Instead, he said the organisers should have invited Christian leaders to explain issues that were causing concern among Muslims.

“It would have been more effective if Christians were invited to explain matters that have caused concern among Muslims such as the use of the word Allah, so that prejudices among the two sides could have been reduced,” said Mujahid, who is also Parit Buntar MP.

The public lecture at Universiti Teknologi Mara (UiTM) in Shah Alam has sparked widespread outrage, particularly among Christian groups.

At the day-long seminar in its Shah Alam campus yesterday, UiTM had invited several Indonesian Muslims, academics and converts, to lecture on the use of the Arabic word for God, “Allah”, in the Malay archipelago and their interpretation on the life of Jesus Christ, whom Christians revere as God manifest on earth.

A speaker told the thousand-strong audience — which included former prime minister Tun Abdullah Ahmad Badawi — that the New Testament gospels, which recount the life of Jesus, were hearsay and falsehoods as the prophet was only “a human slave to Allah” and not a divine being.

Another said that Christians should convert to Islam as they would be “betraying Jesus” and his principles otherwise.

The Council of Churches of Malaysia called the seminar a masquerade to spread “hate speech and sectarian religious propaganda.”

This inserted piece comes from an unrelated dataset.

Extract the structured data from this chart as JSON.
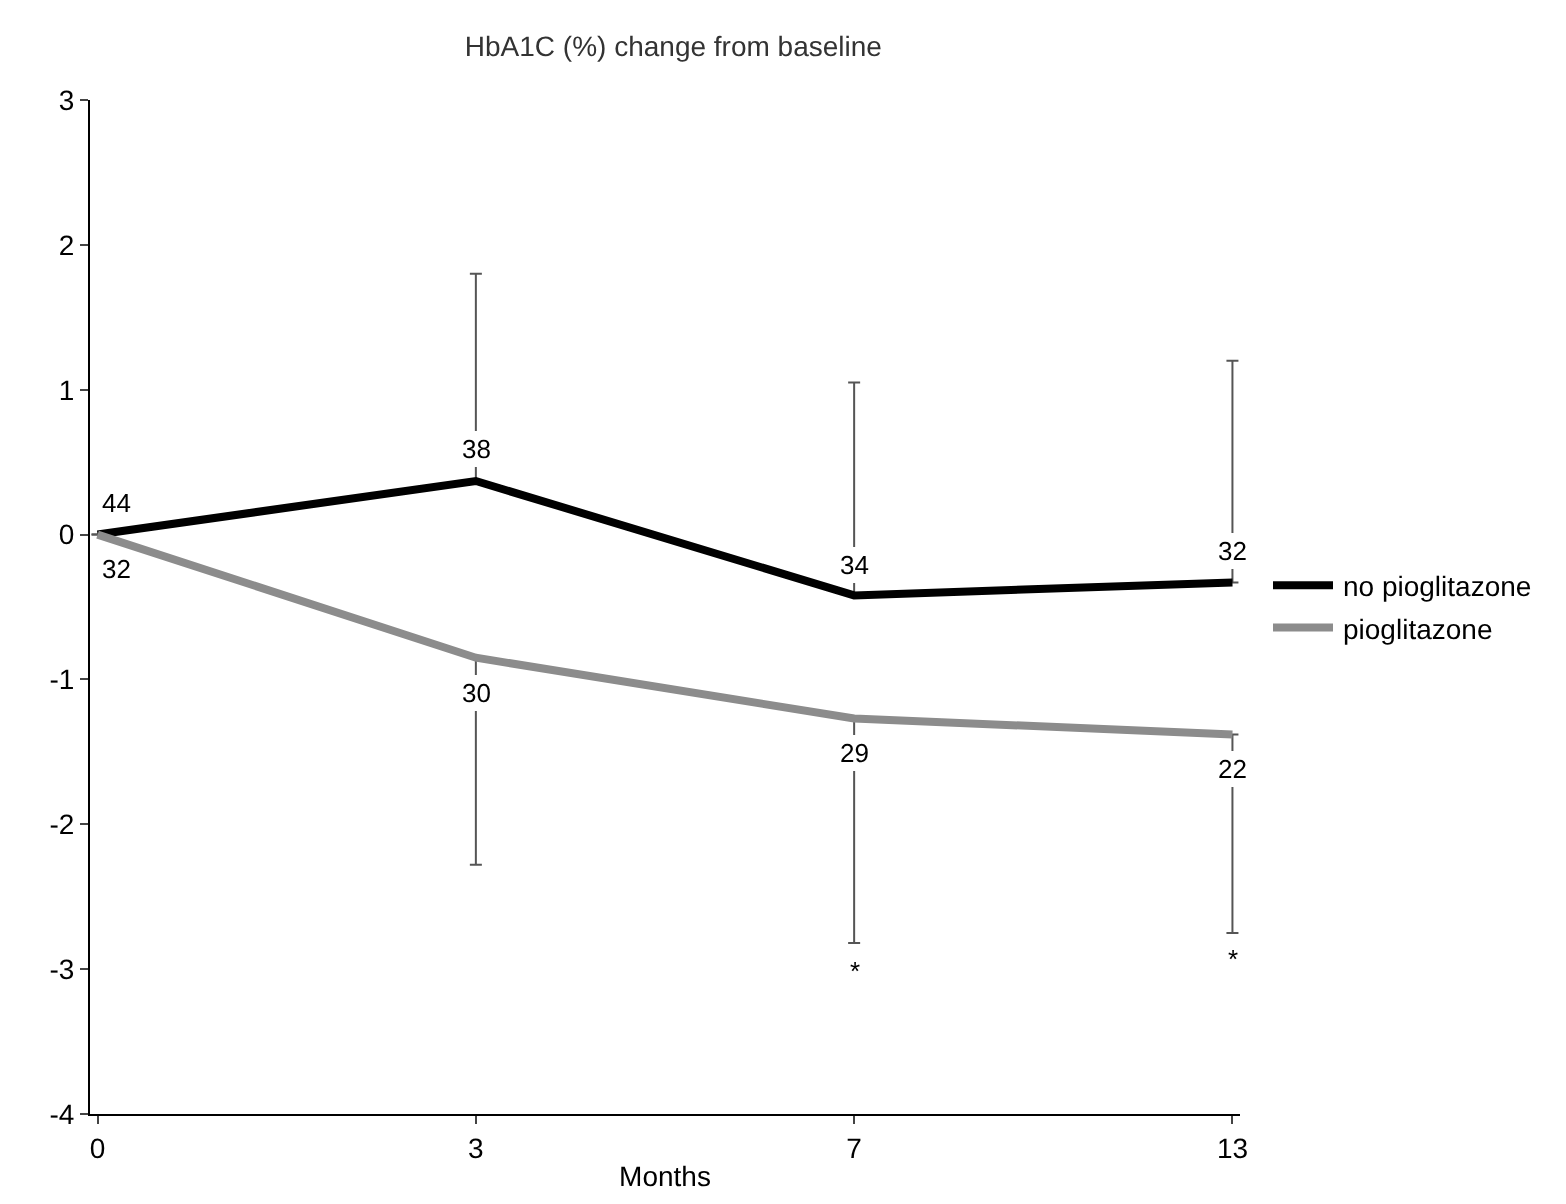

Accusing the organisers of the seminar of bias for not allowing rebuttal of controversial interpretations of Christianity presented during yesterday’s event, the group representing the majority of the country’s churches categorised the act as an “abuse of trust and stewardship.”

It added that an honest exchange of ideas would have given space for conflicting ideas and views to those presented yesterday, which included claims that the Gospels of the New Testament were “fake” and Jesus Christ, the Christian Messiah, to be simply a “human slave to Allah”.

This follows criticism from another Christian group, the National Evangelical Christian Fellowship (NECF), who this morning expressed dismay over the decision by UiTM to conduct a seminar in which Indonesian Muslims interpreted Christian doctrine.

The NECF branded the programme “negative” and a threat to the peaceful co-existence and harmony of diverse religions.

Mujahid said this evening in a press statement that if there was indeed proof of a mass Christianisation attempt on Muslims, it should be reported to the authorities.

But the PAS leader said that if sweeping generalisations were made about attempts to convert Christians then it would only serve to spark anger and affect ties between Muslims and Christians.

The lecture took place against the backdrop of strained ties between Muslims and Christians over the use of the Arabic word “Allah”

Last year, the Court of Appeal overturned a lower court’s decision to allow a Catholic newspaper to use the word. The appellate court ruled that “Allah” was not an integral part of Christianity.

The Catholic church is looking to appeal the decision at the country’s highest court.